Dot’s Dough – A Mother’s Day Story

Dot's DoughDot’s Dough – Cake don’t change the bad things, honey, just makes them taste better.”

My Godmother, Dot Lefler, was a simple woman. Sturdy, honest—homespun as the day is long. She’d owned one store-bought dress her whole life, and that was a gift from her daughter who got educated and moved to the big city and married a pickle magnate. (Who knew there was such a thing? Rich people amaze me. Not because they’re rich but why.) She offered to buy her mother more but, “I reckon one of these would be enough.”

Dot lived in what we all called a “company house.” 900 square feet of two-story simplicity owned by the lumber and furniture company my Godfather, Russ, worked for. Linoleum floors, a covered front “stoop,” a living room with a 10-gallon aquarium and two hyper-active little neon fish, a wood stove for heat and a tiny kitchen with a two-burner stove and just enough counter space to hold her bright red Kitchen-Aid mixer.  The mixer was a very coveted item, all the women in Rainelle West Virginia knew she had it (Actually, all the real cooks in the state knew she owned it…). She’d won it, fair and square, at the state fair the year the flour company sponsored the cake-baking contest. She made the best pound cake in the state and while everyone already knew that, the cake contest made it official. Now, in case you don’t know what a REAL pound cake is (not the ones you buy at the grocery filled with trans- fat and artificial flavors and coloring and stuff you can’t pronounce) here’s her secret recipe:

1 pound of butter

1 dozen eggs

vanilla

a tad of lemon zest

2 cups, or thereabouts, of sugar

1 t leavening on hand

twice-sifted flour

Now, you’ll notice that the amounts of a few ingredients aren’t specified. That’s because it’s a secret recipe. Actually, that’s not exactly true. The “secret” behind any great cook is their ability to know, to sense, what’s enough. And Dot had made enough cakes to “know” when enough was enough.

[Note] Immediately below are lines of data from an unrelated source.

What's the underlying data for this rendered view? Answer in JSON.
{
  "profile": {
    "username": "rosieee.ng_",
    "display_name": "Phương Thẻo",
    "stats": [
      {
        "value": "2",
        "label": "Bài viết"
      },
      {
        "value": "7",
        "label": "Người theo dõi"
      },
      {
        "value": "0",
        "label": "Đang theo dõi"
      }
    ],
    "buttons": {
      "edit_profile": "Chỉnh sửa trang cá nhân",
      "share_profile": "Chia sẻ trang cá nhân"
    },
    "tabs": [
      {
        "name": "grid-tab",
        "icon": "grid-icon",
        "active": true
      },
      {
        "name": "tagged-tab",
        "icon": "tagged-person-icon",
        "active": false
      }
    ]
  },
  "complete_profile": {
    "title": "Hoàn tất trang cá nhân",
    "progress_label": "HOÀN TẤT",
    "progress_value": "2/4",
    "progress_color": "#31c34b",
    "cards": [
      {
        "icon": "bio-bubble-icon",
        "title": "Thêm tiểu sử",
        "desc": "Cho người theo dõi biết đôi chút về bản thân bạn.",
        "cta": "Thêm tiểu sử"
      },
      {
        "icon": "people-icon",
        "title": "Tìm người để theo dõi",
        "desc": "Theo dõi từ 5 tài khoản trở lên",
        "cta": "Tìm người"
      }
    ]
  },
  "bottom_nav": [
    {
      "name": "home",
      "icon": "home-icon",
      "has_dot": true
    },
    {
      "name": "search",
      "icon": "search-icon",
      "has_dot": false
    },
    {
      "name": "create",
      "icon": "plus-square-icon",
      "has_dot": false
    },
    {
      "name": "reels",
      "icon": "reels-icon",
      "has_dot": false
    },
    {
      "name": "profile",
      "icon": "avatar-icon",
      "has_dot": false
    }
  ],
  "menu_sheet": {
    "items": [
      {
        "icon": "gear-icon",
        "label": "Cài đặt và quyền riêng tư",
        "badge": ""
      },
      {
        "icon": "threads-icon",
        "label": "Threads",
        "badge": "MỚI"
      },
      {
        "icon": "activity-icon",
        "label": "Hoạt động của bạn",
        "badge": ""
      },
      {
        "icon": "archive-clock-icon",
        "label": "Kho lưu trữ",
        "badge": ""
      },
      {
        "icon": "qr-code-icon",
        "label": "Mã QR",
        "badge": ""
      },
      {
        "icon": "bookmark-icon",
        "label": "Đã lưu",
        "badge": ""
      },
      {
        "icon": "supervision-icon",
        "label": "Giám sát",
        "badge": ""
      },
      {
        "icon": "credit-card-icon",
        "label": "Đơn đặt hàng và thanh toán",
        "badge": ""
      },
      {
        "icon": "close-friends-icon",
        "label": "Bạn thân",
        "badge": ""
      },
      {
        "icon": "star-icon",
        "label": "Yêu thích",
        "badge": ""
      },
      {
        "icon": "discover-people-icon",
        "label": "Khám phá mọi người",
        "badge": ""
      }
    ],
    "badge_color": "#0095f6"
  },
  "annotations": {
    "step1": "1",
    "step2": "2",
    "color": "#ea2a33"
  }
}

She was a daughter of the Great Depression. Waste not—want not. And since the company Russ worked for wasn’t known for its generosity, there wasn’t much in her life that could be wasted. But Dot was a resourceful woman. She kept chickens, so she always had eggs. She saved them up for Saturday, so she’d have a dozen to bake a cake for Sunday lunch. She saved for the butter, too, because Russ sure loved a good pound cake and she sure loved that man. The pound cake was her way of saying it. That and the way she stroked the hump on his back at night, the one that had come up from all his years of leaning over a lathe in the factory, making spindles for cherry-wood beds (like the one I got for my 16th birthday and still sleep in). By the time I knew them, it was like the hump was there for her to hold onto, it fit her hand so perfectly.

Dot was a kind, generous woman. Out of her nothing, she gave a lot and I learned a lot from that. I asked my mother once why she had asked Dot to be my Godmother, instead of the more elegant women who formed most of her social circle. “Because you’ll learn things from her you can’t learn anywhere else,” she answered.

Whenever there was a tragedy in that tiny town (someone was “laid down” from an accident in the mill, there was a death or a stillborn or a woman got beat up on Friday from the liquor of payday) a pound cake appeared. It was Dot’s way of loving people. She was a woman of few words, and since words rarely fix things anyway, she gave people cakes instead of advice. Folks loved her for that.

Sometimes when I was visiting, such a tragedy had happened. She’d let me feed the two little fish in the 10-gallon aquarium and then I’d perch on the stool in the kitchen and watch her make the pound cake. While I licked the spoon, she’d pop the cake in the oven and say, “Cake don’t change the bad things, honey, just makes them taste better.” And looking back on that now, mother was right. I learned some things from Dot I wouldn’t have learned anywhere else.